Kira-kira 10 menit setelah kami sampai di penginapan, Suci tiba, tidak lama basa-basi kami langsung  menuju alun-alun utara, Mbak Nova ngidam mau makan Bakmi Pele, tapi begitu sampai di sana pedangangnya baru mau siap-siap menggelar dagangannya. Gagal makan mie akhirnya kami lanjut menuju Malioboro. Namun di perempatan Kantor Pos besar di pusat kota, dekat dengan Bank BNI, Benteng Vredeburg dan Monumen Serangan Sebelas Maret, saya dan Mbak Nova berhenti dulu untuk makan bakwan malang di pinggir jalan. Karena saat itu tepat malam minggu suasananya ramai sekali. Daerah ini sepertinya menjadi tempat favorite anak-anak muda Jogja untung malem mingguan. Sepanjang jalan juga ramai dengan pedagang makanan.

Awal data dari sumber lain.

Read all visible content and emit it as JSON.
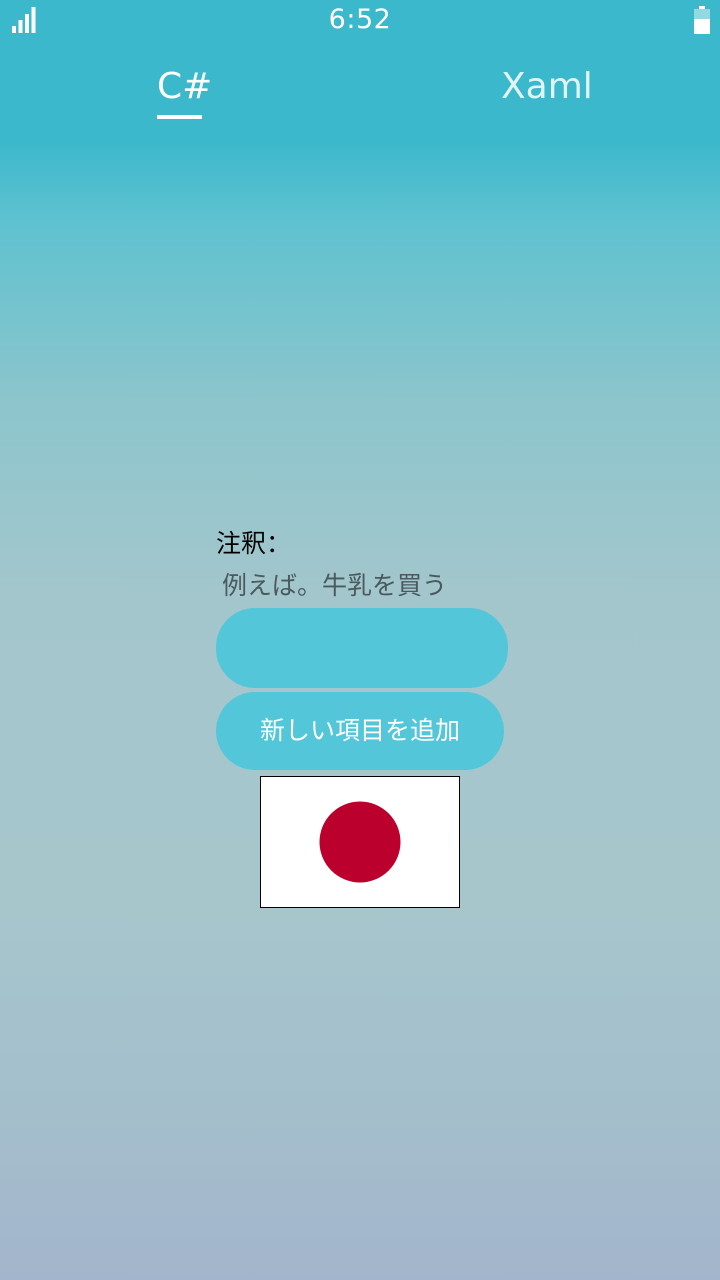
{
  "status_bar": {
    "time": "6:52",
    "signal_icon": "signal-bars-icon",
    "battery_icon": "battery-icon"
  },
  "tabs": [
    {
      "label": "C#",
      "selected": true
    },
    {
      "label": "Xaml",
      "selected": false
    }
  ],
  "form": {
    "note_label": "注釈：",
    "note_placeholder": "例えば。牛乳を買う",
    "input_value": "",
    "add_button_label": "新しい項目を追加"
  },
  "image": {
    "name": "japan-flag",
    "circle_color": "#bc002d",
    "background_color": "#ffffff"
  },
  "colors": {
    "accent": "#53c6d9",
    "header": "#3bb8cc"
  }
}
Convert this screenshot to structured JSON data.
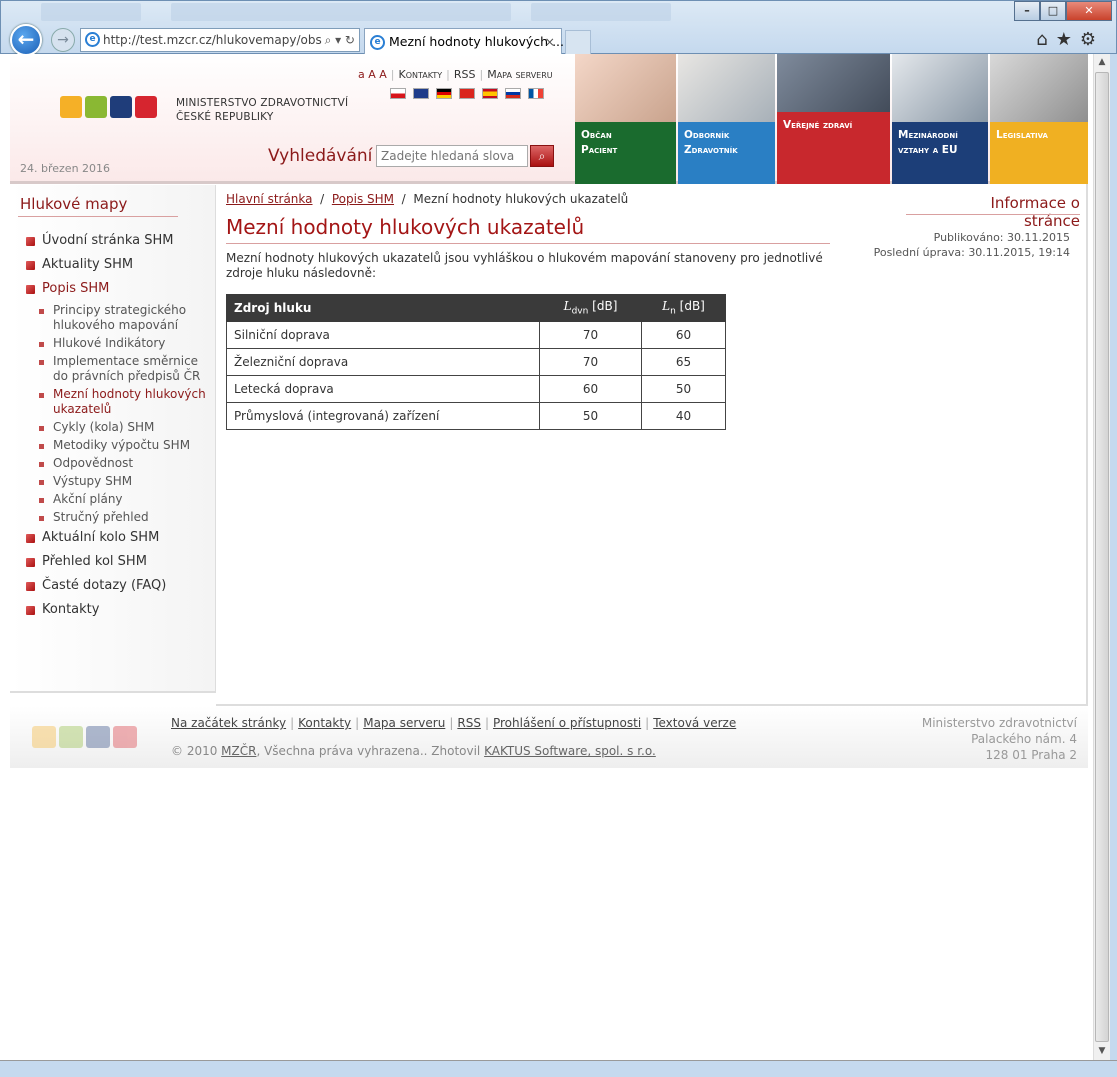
{
  "browser": {
    "url": "http://test.mzcr.cz/hlukovemapy/obs",
    "tab_title": "Mezní hodnoty hlukových ...",
    "tab_close": "×",
    "addr_tools": "⌕ ▾ ↻"
  },
  "header": {
    "ministry_line1": "Ministerstvo zdravotnictví",
    "ministry_line2": "České republiky",
    "date": "24. březen 2016",
    "font_sizes": "a A A",
    "links": [
      "Kontakty",
      "RSS",
      "Mapa serveru"
    ],
    "search_label": "Vyhledávání",
    "search_placeholder": "Zadejte hledaná slova",
    "tiles": [
      {
        "line1": "Občan",
        "line2": "Pacient",
        "color": "#1a6b2e"
      },
      {
        "line1": "Odborník",
        "line2": "Zdravotník",
        "color": "#2a7fc4"
      },
      {
        "line1": "Veřejné zdraví",
        "line2": "",
        "color": "#c8282d"
      },
      {
        "line1": "Mezinárodní",
        "line2": "vztahy a EU",
        "color": "#1c3e78"
      },
      {
        "line1": "Legislativa",
        "line2": "",
        "color": "#f0b022"
      }
    ]
  },
  "sidebar": {
    "title": "Hlukové mapy",
    "items": [
      {
        "label": "Úvodní stránka SHM",
        "level": 1,
        "active": false
      },
      {
        "label": "Aktuality SHM",
        "level": 1,
        "active": false
      },
      {
        "label": "Popis SHM",
        "level": 1,
        "active": true
      },
      {
        "label": "Principy strategického hlukového mapování",
        "level": 2,
        "active": false
      },
      {
        "label": "Hlukové Indikátory",
        "level": 2,
        "active": false
      },
      {
        "label": "Implementace směrnice do právních předpisů ČR",
        "level": 2,
        "active": false
      },
      {
        "label": "Mezní hodnoty hlukových ukazatelů",
        "level": 2,
        "active": true
      },
      {
        "label": "Cykly (kola) SHM",
        "level": 2,
        "active": false
      },
      {
        "label": "Metodiky výpočtu SHM",
        "level": 2,
        "active": false
      },
      {
        "label": "Odpovědnost",
        "level": 2,
        "active": false
      },
      {
        "label": "Výstupy SHM",
        "level": 2,
        "active": false
      },
      {
        "label": "Akční plány",
        "level": 2,
        "active": false
      },
      {
        "label": "Stručný přehled",
        "level": 2,
        "active": false
      },
      {
        "label": "Aktuální kolo SHM",
        "level": 1,
        "active": false
      },
      {
        "label": "Přehled kol SHM",
        "level": 1,
        "active": false
      },
      {
        "label": "Časté dotazy (FAQ)",
        "level": 1,
        "active": false
      },
      {
        "label": "Kontakty",
        "level": 1,
        "active": false
      }
    ]
  },
  "main": {
    "breadcrumb": {
      "home": "Hlavní stránka",
      "parent": "Popis SHM",
      "current": "Mezní hodnoty hlukových ukazatelů"
    },
    "title": "Mezní hodnoty hlukových ukazatelů",
    "intro": "Mezní hodnoty hlukových ukazatelů jsou vyhláškou o hlukovém mapování stanoveny pro jednotlivé zdroje hluku následovně:",
    "table": {
      "headers": {
        "source": "Zdroj hluku",
        "ldvn_sym": "L",
        "ldvn_sub": "dvn",
        "ldvn_unit": " [dB]",
        "ln_sym": "L",
        "ln_sub": "n",
        "ln_unit": " [dB]"
      },
      "rows": [
        {
          "source": "Silniční doprava",
          "ldvn": "70",
          "ln": "60"
        },
        {
          "source": "Železniční doprava",
          "ldvn": "70",
          "ln": "65"
        },
        {
          "source": "Letecká doprava",
          "ldvn": "60",
          "ln": "50"
        },
        {
          "source": "Průmyslová (integrovaná) zařízení",
          "ldvn": "50",
          "ln": "40"
        }
      ]
    }
  },
  "info": {
    "title": "Informace o stránce",
    "published": "Publikováno: 30.11.2015",
    "modified": "Poslední úprava: 30.11.2015, 19:14"
  },
  "footer": {
    "links": [
      "Na začátek stránky",
      "Kontakty",
      "Mapa serveru",
      "RSS",
      "Prohlášení o přístupnosti",
      "Textová verze"
    ],
    "copyright_pre": "© 2010 ",
    "copyright_org": "MZČR",
    "copyright_mid": ", Všechna práva vyhrazena.. Zhotovil ",
    "copyright_vendor": "KAKTUS Software, spol. s r.o.",
    "address": [
      "Ministerstvo zdravotnictví",
      "Palackého nám. 4",
      "128 01 Praha 2"
    ]
  },
  "colors": {
    "accent": "#8c1a1a",
    "title_red": "#a31515"
  }
}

Selesai makan di perempatan itu, kami mau mampir ke Benteng Vredeburg namun terlanjur tutup. Akhirnya tujuan dilanjutkan ke jalan Malioboro. Mbak Nova sempat mau cari penginapan lain di daerah Sastrowijayan, kami sempat mampir ke sebuah penginapan di sana, namun pihak hotel belum bisa memberi konfirmasi apakah besok siang bisa ada kamar yang kosong. Kami naik becak bertiga ke alun-alun selatan terus lanjut makan malam di Kopi Joss, dekat Statiun Tugu. Malam itu dihabiskan dengan menelusuri jalan Malioboro dari ujung-ke ujung dan pulang jalan kaki balik ke penginapan.


Jl. Malioboro



The Untold Story:

- Satu hal yang paling saya suka jika liburan ke daerah, terutama Jogja atau Solo, selain udara yang masih bersih adalah keramahan penduduknya masih begitu kental terasa. Mulai dari tukang becak, ibu-ibu yang berjualan di pinggir jalan, sampai petugas Trans Jogja yang tidak jutek seperti di Trans Jakarta. Mereka tidak seperti masyarakat Jakarta kebanyakan yang menjunjung tinggi individualisme.

- Jalanan di sekitar Malioboro saat malam minggu begitu ramai sekali dengan mobil dan motor, tentu juga dengan andong dan becak serta sepeda, bahkan sampai orang yang berjalan di trotoar saja berdesak-desakkan, tapi rasanya hampir-hampir saya tidak mendengar adanya bunyi klakson yang bising sama sekali seperti di Jakarta. Saya membayangkan jika keadaan seramai itu terjadi di Jakarta, mungkin saya memilih tidak keluar rumah sama sekali.

- Malam hari ketika saya jalan kaki pulang menuju penginapan dan melewati kembali perempatan besar di dekat Kantor Pos ada pertunjukan live musik bertajuk "Lupus Warisan Unik". Di perempatan ini katanya sering dijadikan tempat pagelaran seni dan budaya juga.